# Best Wow/Flutter/Broken Tape Effects Plugins?



## MoeWalsaad (Jan 29, 2019)

Hi, I would like to know what are the best Wow, Flutter, Broken tape effects plugins available these days.
the more parameters and controllability, the better.

What options do we have?

Thanks in advance.


----------



## R. Soul (Jan 29, 2019)

RC-20 from XLN is great. Covers a lot of ground.

VHS suite for Reaktor is another good one. And it's free.


----------



## Richard Wilkinson (Jan 29, 2019)

Echomelt by Psychic Modulation is great


----------



## Jeremy Gillam (Jan 29, 2019)

Waves has some cool ones, check out the Abbey Road bundle, in particular the ADT and the J37. Also maybe Kramer Master Tape from Waves and Satin from u-he.


----------



## OLB (Jan 29, 2019)

This one is quite excellent https://www.audiothing.net/effects/reels/


----------



## Dietz (Jan 29, 2019)

-> https://u-he.com/products/satin/


----------



## MoeWalsaad (Jan 29, 2019)

R. Soul said:


> RC-20 from XLN is great. Covers a lot of ground.
> 
> VHS suite for Reaktor is another good one. And it's free.
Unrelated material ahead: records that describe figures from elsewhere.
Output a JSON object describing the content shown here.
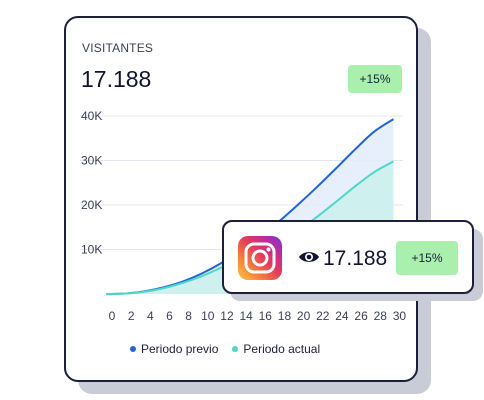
{
  "card": {
    "title": "VISITANTES",
    "value": "17.188",
    "change_badge": "+15%"
  },
  "colors": {
    "previous": "#1e66d6",
    "current": "#4fd6c8",
    "badge": "#a9efad"
  },
  "chart_data": {
    "type": "area",
    "x": [
      0,
      2,
      4,
      6,
      8,
      10,
      12,
      14,
      16,
      18,
      20,
      22,
      24,
      26,
      28,
      30
    ],
    "xlim": [
      0,
      31
    ],
    "ylim": [
      0,
      40000
    ],
    "y_ticks": [
      "10K",
      "20K",
      "30K",
      "40K"
    ],
    "y_tick_values": [
      10000,
      20000,
      30000,
      40000
    ],
    "grid": true,
    "legend_position": "bottom",
    "series": [
      {
        "name": "Periodo previo",
        "color": "#1e66d6",
        "values": [
          0,
          100,
          600,
          1500,
          2800,
          4600,
          6900,
          9700,
          12800,
          16200,
          20000,
          24000,
          28200,
          32500,
          36500,
          39300
        ]
      },
      {
        "name": "Periodo actual",
        "color": "#4fd6c8",
        "values": [
          0,
          100,
          500,
          1300,
          2500,
          4000,
          5900,
          7800,
          9600,
          11600,
          14200,
          17300,
          20700,
          24200,
          27400,
          29800
        ]
      }
    ]
  },
  "popup": {
    "icon": "instagram-icon",
    "view_icon": "eye-icon",
    "value": "17.188",
    "change_badge": "+15%"
  }
}
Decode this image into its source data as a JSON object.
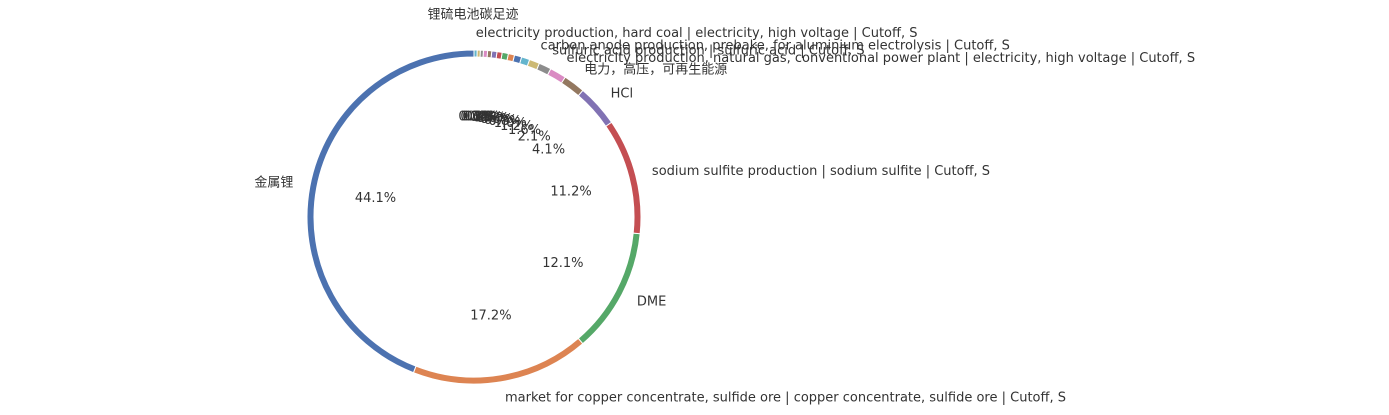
{
  "chart_data": {
    "type": "pie",
    "title": "锂硫电池碳足迹",
    "categories": [
      "金属锂",
      "market for copper concentrate, sulfide ore | copper concentrate, sulfide ore | Cutoff, S",
      "DME",
      "sodium sulfite production | sodium sulfite | Cutoff, S",
      "HCl",
      "电力，高压，可再生能源",
      "electricity production, natural gas, conventional power plant | electricity, high voltage | Cutoff, S",
      "sulfuric acid production | sulfuric acid | Cutoff, S",
      "carbon anode production, prebake, for aluminium electrolysis | Cutoff, S",
      null,
      null,
      null,
      null,
      null,
      null,
      null,
      null,
      null,
      null,
      "electricity production, hard coal | electricity, high voltage | Cutoff, S"
    ],
    "values": [
      44.1,
      17.2,
      12.1,
      11.2,
      4.1,
      2.1,
      1.6,
      1.2,
      1.0,
      0.8,
      0.7,
      0.6,
      0.6,
      0.5,
      0.5,
      0.4,
      0.4,
      0.3,
      0.3,
      0.3
    ],
    "value_labels": [
      "44.1%",
      "17.2%",
      "12.1%",
      "11.2%",
      "4.1%",
      "2.1%",
      "1.6%",
      "1.2%",
      "1.0%",
      "0.8%",
      "0.7%",
      "0.6%",
      "0.6%",
      "0.5%",
      "0.5%",
      "0.4%",
      "0.4%",
      "0.3%",
      "0.3%",
      "0.3%"
    ],
    "colors": [
      "#4c72b0",
      "#dd8452",
      "#55a868",
      "#c44e52",
      "#8172b3",
      "#937860",
      "#da8bc3",
      "#8c8c8c",
      "#ccb974",
      "#64b5cd",
      "#4c72b0",
      "#dd8452",
      "#55a868",
      "#c44e52",
      "#8172b3",
      "#937860",
      "#da8bc3",
      "#8c8c8c",
      "#ccb974",
      "#64b5cd"
    ]
  }
}
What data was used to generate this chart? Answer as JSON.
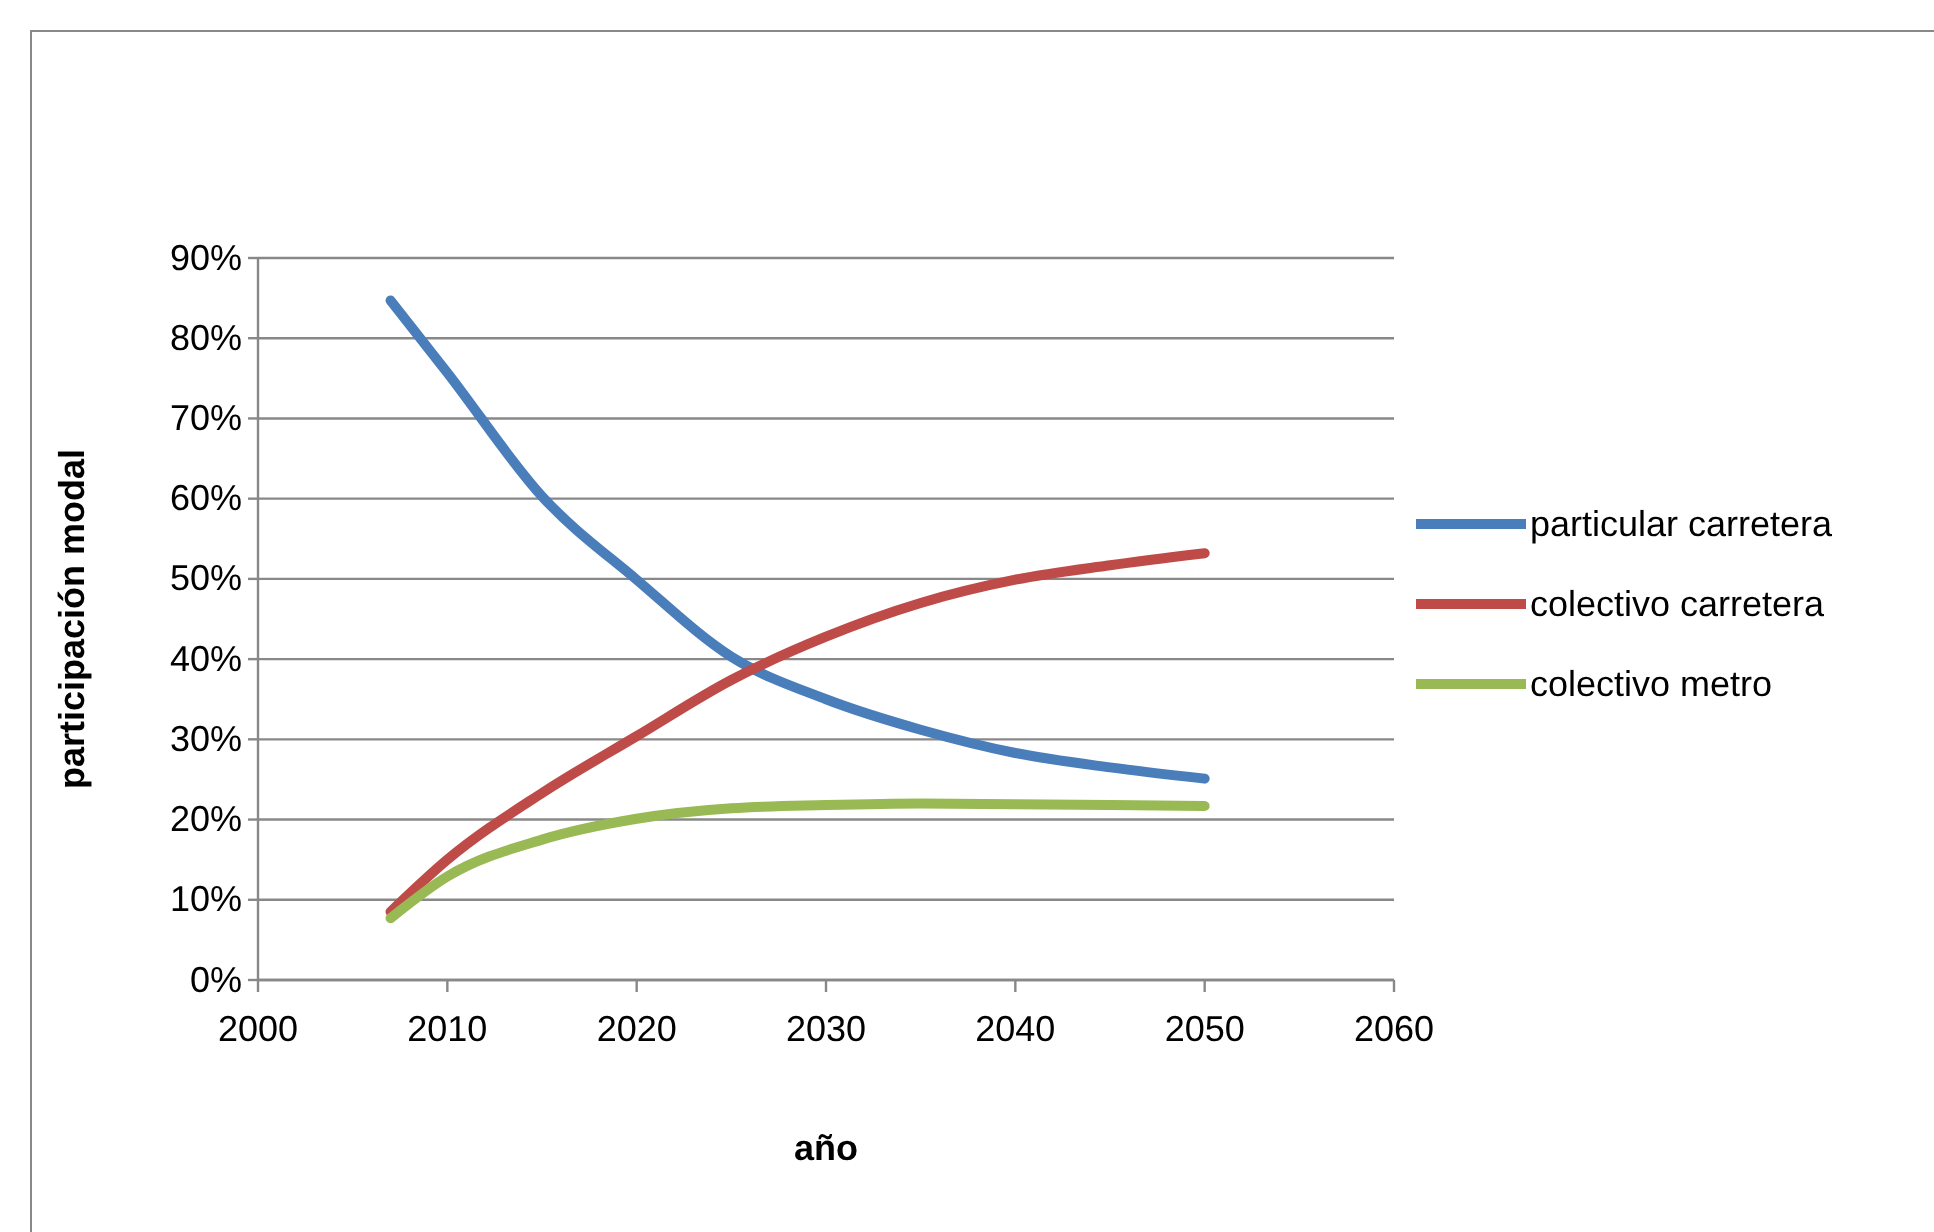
{
  "chart_data": {
    "type": "line",
    "xlabel": "año",
    "ylabel": "participación  modal",
    "x": [
      2007,
      2010,
      2015,
      2020,
      2025,
      2030,
      2035,
      2040,
      2045,
      2050
    ],
    "series": [
      {
        "name": "particular carretera",
        "color": "#4a7ebb",
        "values": [
          84.7,
          75.7,
          60.3,
          49.9,
          40.3,
          35,
          31.2,
          28.3,
          26.5,
          25.1
        ]
      },
      {
        "name": "colectivo carretera",
        "color": "#be4b48",
        "values": [
          8.5,
          15,
          23.3,
          30.4,
          37.4,
          42.8,
          47,
          49.9,
          51.7,
          53.2
        ]
      },
      {
        "name": "colectivo metro",
        "color": "#98b954",
        "values": [
          7.7,
          12.9,
          17.5,
          20.1,
          21.4,
          21.8,
          22,
          21.9,
          21.8,
          21.7
        ]
      }
    ],
    "xlim": [
      2000,
      2060
    ],
    "xticks": [
      2000,
      2010,
      2020,
      2030,
      2040,
      2050,
      2060
    ],
    "ylim": [
      0,
      90
    ],
    "yticks": [
      {
        "value": 0,
        "label": "0%"
      },
      {
        "value": 10,
        "label": "10%"
      },
      {
        "value": 20,
        "label": "20%"
      },
      {
        "value": 30,
        "label": "30%"
      },
      {
        "value": 40,
        "label": "40%"
      },
      {
        "value": 50,
        "label": "50%"
      },
      {
        "value": 60,
        "label": "60%"
      },
      {
        "value": 70,
        "label": "70%"
      },
      {
        "value": 80,
        "label": "80%"
      },
      {
        "value": 90,
        "label": "90%"
      }
    ],
    "grid": "y",
    "legend": "right",
    "marker": "none",
    "line_style": "solid"
  }
}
Both look great, I just tried VHS and it's doing great for a free plugin!
Thanks a lot.


----------



## MoeWalsaad (Jan 29, 2019)

Richard Wilkinson said:


> Echomelt by Psychic Modulation is great


Just watched a review, it's great, with lots of options!
Thanks a lot!


----------



## sostenuto (Jan 29, 2019)

R. Soul said:


> ********
> VHS suite for Reaktor is another good one. And it's free.



Cool one, and just Updated recently !!


----------



## Loïc D (Jan 29, 2019)

I’ve got Softube Tape and it works fine.


----------



## averystemmler (Jan 29, 2019)

I haven't tried many, but I love Satin. I use it (subtly) on every stem, but you can also crank up the wow/flutter, completely bork the bias, or distort the hell out of it if you want. There are a ton of parameters, and the manual is a bit of education in itself. There's a free demo on U-He's site.


----------



## nordicguy (Jan 29, 2019)

Lets go with two more.
https://klevgrand.se/products/dawcassette/
https://goodhertz.co/wow-ctrl


----------



## Vin (Jan 29, 2019)

Toneboosters ReelBus is fantastic and very versatile, from subtle to detuned Boards of Canada-style sounds. Also +1 on VHS if you have Reaktor.


----------